Edited by Tim Stephens and David L. VanderZwaag
Chapter 14: Middle powers and oceans policy: Australian perspectives on Antarctic competition and cooperation
Australia has been a long-standing player in polar affairs, formally commencing with Sir Douglas Mawson's 1911-1914 expedition, which paved the way for Australian interests in Antarctica to be formalized by way of the declaration of the Australian Antarctic Territory (AAT) in 1936. Australia's polar interests have been predominantly realized through territorial claims to the AAT and the sub-Antarctic Macquarie, Heard and McDonald islands, by being an original party to the 1959 Antarctic Treaty, and subsequently as an active participant in the Antarctic Treaty System (ATS). Australia's territorial claims in Antarctica and the Southern Ocean remain of considerable significance to Australia over a century since their foundation was first laid, as was highlighted in 2012 when Australia proclaimed outer continental shelves offshore both Heard Island and Macquarie Island.

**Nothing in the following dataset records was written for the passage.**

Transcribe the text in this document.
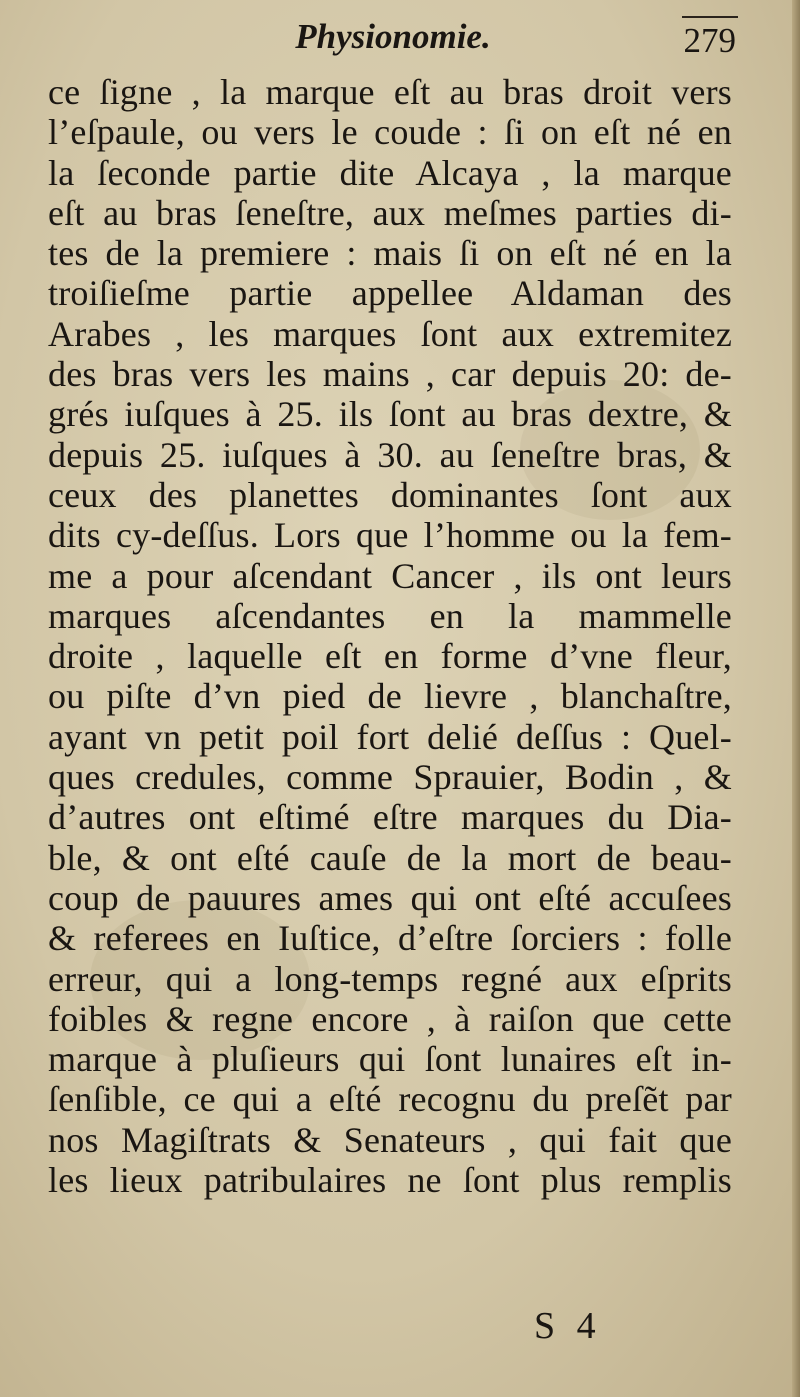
Physionomie.	279
ce ſigne , la marque eſt au bras droit vers
l’eſpaule, ou vers le coude : ſi on eſt né en
la ſeconde partie dite Alcaya , la marque
eſt au bras ſeneſtre, aux meſmes parties di-
tes de la premiere : mais ſi on eſt né en la
troiſieſme partie appellee Aldaman des
Arabes , les marques ſont aux extremitez
des bras vers les mains , car depuis 20: de-
grés iuſques à 25. ils ſont au bras dextre, &
depuis 25. iuſques à 30. au ſeneſtre bras, &
ceux des planettes dominantes ſont aux
dits cy-deſſus. Lors que l’homme ou la fem-
me a pour aſcendant Cancer , ils ont leurs
marques aſcendantes en la mammelle
droite , laquelle eſt en forme d’vne fleur,
ou piſte d’vn pied de lievre , blanchaſtre,
ayant vn petit poil fort delié deſſus : Quel-
ques credules, comme Sprauier, Bodin , &
d’autres ont eſtimé eſtre marques du Dia-
ble, & ont eſté cauſe de la mort de beau-
coup de pauures ames qui ont eſté accuſees
& referees en Iuſtice, d’eſtre ſorciers : folle
erreur, qui a long-temps regné aux eſprits
foibles & regne encore , à raiſon que cette
marque à pluſieurs qui ſont lunaires eſt in-
ſenſible, ce qui a eſté recognu du preſẽt par
nos Magiſtrats & Senateurs , qui fait que
les lieux patribulaires ne ſont plus remplis
S 4
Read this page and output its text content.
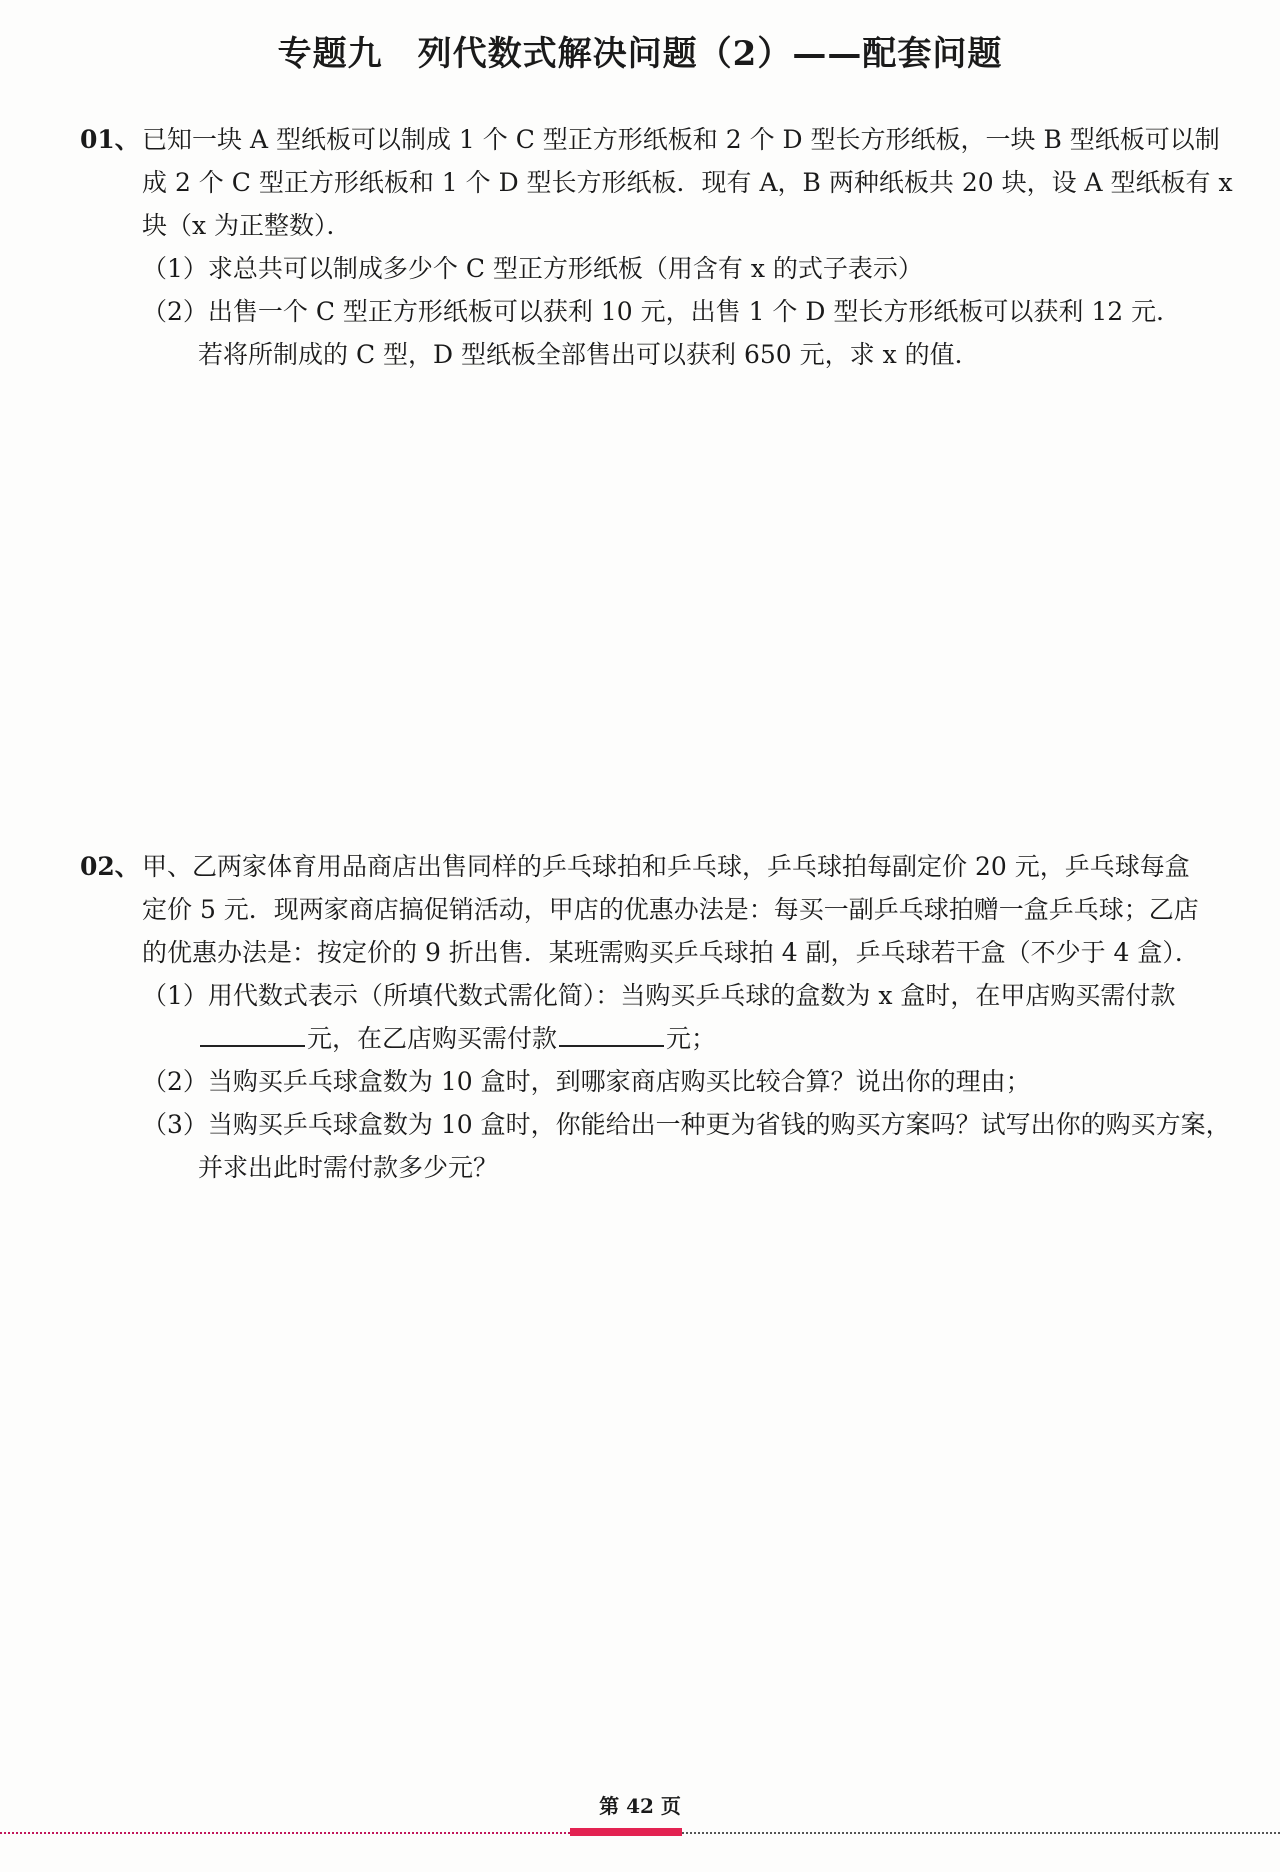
专题九　列代数式解决问题（2）——配套问题
01、已知一块 A 型纸板可以制成 1 个 C 型正方形纸板和 2 个 D 型长方形纸板，一块 B 型纸板可以制
成 2 个 C 型正方形纸板和 1 个 D 型长方形纸板．现有 A，B 两种纸板共 20 块，设 A 型纸板有 x
块（x 为正整数）．
（1）求总共可以制成多少个 C 型正方形纸板（用含有 x 的式子表示）
（2）出售一个 C 型正方形纸板可以获利 10 元，出售 1 个 D 型长方形纸板可以获利 12 元．
若将所制成的 C 型，D 型纸板全部售出可以获利 650 元，求 x 的值．
02、甲、乙两家体育用品商店出售同样的乒乓球拍和乒乓球，乒乓球拍每副定价 20 元，乒乓球每盒
定价 5 元．现两家商店搞促销活动，甲店的优惠办法是：每买一副乒乓球拍赠一盒乒乓球；乙店
的优惠办法是：按定价的 9 折出售．某班需购买乒乓球拍 4 副，乒乓球若干盒（不少于 4 盒）．
（1）用代数式表示（所填代数式需化简）：当购买乒乓球的盒数为 x 盒时，在甲店购买需付款
元，在乙店购买需付款	元；
（2）当购买乒乓球盒数为 10 盒时，到哪家商店购买比较合算？说出你的理由；
（3）当购买乒乓球盒数为 10 盒时，你能给出一种更为省钱的购买方案吗？试写出你的购买方案，
并求出此时需付款多少元？
第 42 页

As a middle power, Australia has sought to balance its sovereign interests in Antarctica and the Southern Ocean with the benefits that it accrues from a rules-based system which advances policy objectives relating to security, science and environmental protection, while also retaining marine living resource rights. In doing so, Australia has been a strong supporter of the ATS and its associated mechanisms. This chapter assesses the ways in which Australia has participated in various ATS fora in order to achieve cooperative outcomes that accord with Australian foreign policy priorities, and the extent to which changing environmental and geopolitical considerations are posing challenges for Australia's successful utilization of Antarctic and Southern Ocean institutions.